Fioritura e raccolta

La fioritura in genere ha inizio quando le ore di buio sono superiori a 11 al giorno. Il ciclo della fioritura può durare ovunque tra le 4 e le 12 settimane, a seconda della varietà e delle condizioni ambientali. I tempi della fioritura riportati dalle compagnie di semi in genere si riferiscono al momento necessario al fiore per crescere dal seme.

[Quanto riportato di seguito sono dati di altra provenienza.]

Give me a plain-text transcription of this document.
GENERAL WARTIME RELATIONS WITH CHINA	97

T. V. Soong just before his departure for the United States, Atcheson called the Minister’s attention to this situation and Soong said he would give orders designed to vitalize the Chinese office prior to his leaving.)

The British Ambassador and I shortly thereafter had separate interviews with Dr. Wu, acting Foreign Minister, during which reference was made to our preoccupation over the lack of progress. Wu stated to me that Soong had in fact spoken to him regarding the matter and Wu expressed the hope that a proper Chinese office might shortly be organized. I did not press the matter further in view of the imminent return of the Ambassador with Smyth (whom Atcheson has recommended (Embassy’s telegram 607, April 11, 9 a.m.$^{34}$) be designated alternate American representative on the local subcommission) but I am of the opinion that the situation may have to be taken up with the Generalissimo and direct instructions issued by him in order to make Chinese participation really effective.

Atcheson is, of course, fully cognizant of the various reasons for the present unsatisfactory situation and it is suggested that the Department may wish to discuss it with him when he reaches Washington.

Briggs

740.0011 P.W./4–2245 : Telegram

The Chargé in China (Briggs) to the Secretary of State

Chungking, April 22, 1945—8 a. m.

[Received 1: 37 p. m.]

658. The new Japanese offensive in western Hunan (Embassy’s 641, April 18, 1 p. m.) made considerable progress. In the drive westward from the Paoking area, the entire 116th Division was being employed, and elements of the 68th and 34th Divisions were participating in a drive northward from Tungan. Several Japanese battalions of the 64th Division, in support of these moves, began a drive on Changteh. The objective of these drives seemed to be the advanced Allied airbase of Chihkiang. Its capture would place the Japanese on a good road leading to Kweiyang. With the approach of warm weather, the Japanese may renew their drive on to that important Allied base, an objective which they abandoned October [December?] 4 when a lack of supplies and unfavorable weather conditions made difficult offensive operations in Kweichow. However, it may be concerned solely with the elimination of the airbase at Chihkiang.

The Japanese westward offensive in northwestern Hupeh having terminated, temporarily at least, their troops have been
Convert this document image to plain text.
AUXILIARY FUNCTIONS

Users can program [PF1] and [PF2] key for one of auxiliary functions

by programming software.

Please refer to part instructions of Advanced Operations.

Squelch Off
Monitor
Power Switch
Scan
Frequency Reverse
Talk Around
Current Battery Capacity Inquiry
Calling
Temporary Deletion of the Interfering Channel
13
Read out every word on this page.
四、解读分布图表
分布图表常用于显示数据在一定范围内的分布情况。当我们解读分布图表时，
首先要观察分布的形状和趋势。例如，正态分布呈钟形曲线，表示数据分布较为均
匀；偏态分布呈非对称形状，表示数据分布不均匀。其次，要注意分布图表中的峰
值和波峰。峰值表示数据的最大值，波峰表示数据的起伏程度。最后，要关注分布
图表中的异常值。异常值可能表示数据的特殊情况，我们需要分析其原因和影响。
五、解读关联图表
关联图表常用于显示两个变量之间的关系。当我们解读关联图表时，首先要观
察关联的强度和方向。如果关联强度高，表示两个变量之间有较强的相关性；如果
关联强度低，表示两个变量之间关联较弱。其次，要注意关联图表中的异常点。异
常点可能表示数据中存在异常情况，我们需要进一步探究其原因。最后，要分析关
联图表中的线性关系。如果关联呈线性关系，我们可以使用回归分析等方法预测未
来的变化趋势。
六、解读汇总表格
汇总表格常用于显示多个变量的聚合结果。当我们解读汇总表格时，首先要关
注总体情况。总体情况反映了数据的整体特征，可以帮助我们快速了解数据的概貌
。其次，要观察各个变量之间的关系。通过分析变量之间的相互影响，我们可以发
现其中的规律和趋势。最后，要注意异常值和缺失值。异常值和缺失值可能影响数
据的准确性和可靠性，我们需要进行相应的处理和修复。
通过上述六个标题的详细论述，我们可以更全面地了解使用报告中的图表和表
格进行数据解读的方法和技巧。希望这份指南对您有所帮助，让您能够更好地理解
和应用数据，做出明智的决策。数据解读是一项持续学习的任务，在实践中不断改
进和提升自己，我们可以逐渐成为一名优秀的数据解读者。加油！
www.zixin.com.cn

Un buon segno di maturazione è il colore degli stigmi, struttura simile ad una peluria. Non appena il fiore matura, questi in genere si raggrinzano e diventano marroni. Quando all’incirca il 75% degli stigmi è marrone, le piante sono pronte per la raccolta.

Aree di produzione

La produzione di hashish si concentra in pochi paesi e viene per lo più esportata. Il Marocco è uno dei paesi dove la produzione di hashish si concentra maggiormente. In Afghanistan, paese esportatore di hashish, si è registrato un incremento della produzione. Infatti, nel 2009, un’indagine condotta dall’UNODC e il Ministero Antinarcotici Afgano ha fatto emergere la presenza di aree coltivate a cannabis nel territorio afgano pari a 10.000- 24.000 ettari e una produzione di resina tra i 1.500 e le 3.500 tonnellate. In termini di produzione, l’Afganistan è emerso essere il maggiore produttore di resina di cannabis nel mondo (UNODC, World Drug Report 2010). Oltre ad Azerbaijan, Moldavia, Armenia, Pakistan e Kazakistan, anche l’India ed il Nepal sono indicati come paesi esportatori. In Europa, il ruolo di principale paese esportatore è ricoperto dall’Olanda.

Prezzo di vendita

Nel 2007, il prezzo di vendita al dettaglio tipico per l’hashish nell’Unione Europea era riportato come variabile tra i 3,5 (Portogallo) e i 10,7 (Norvegia) euro per grammo, mentre il prezzo della marijuana ha oscillato tra gli 0,8 (Bulgaria) e gli 11,6 (Lituania) euro per grammo, con una prevalenza di Stati Membri riportanti prezzi sia per la marijuana che per l’hashish tra i 4 e i 9 euro per grammo (EMCDDA, 2009). Secondo la Relazione annuale al Parla­mento sulle Droghe e le Tossicodipendenze (DPA, 2010), in Italia il prezzo dell’hashish varia da 8,8 a 12,8 euro per grammo, mentre il prezzo della marijuana varia da 7,5 a 8,9 euro per grammo.


Bibliografia

  • Duke J. (1983). Handbook of Energy Crops.
  • DCSA (2008). Direzione Centrale Servizi Antidroga, Relazione annuale antidroga, 2008.
  • DCSA (2009). Direzione Centrale Servizi Antidroga, Relazione annuale antidroga, 2009.
  • DPA (2010). Dipartimento Politiche Antidroga, Presidenza del Consiglio dei Ministri, Relazioneannuale al Parlamento sulle Droghe e le Tossicodipendenze, 2010.
  • EMCDDA (2009), Statistical bulletin 2009, Price and purity information. European Monitoring Centre for Drugs and Drug Addiction, Lisbon.
  • UNODC. (2010). World Drug Report 2010.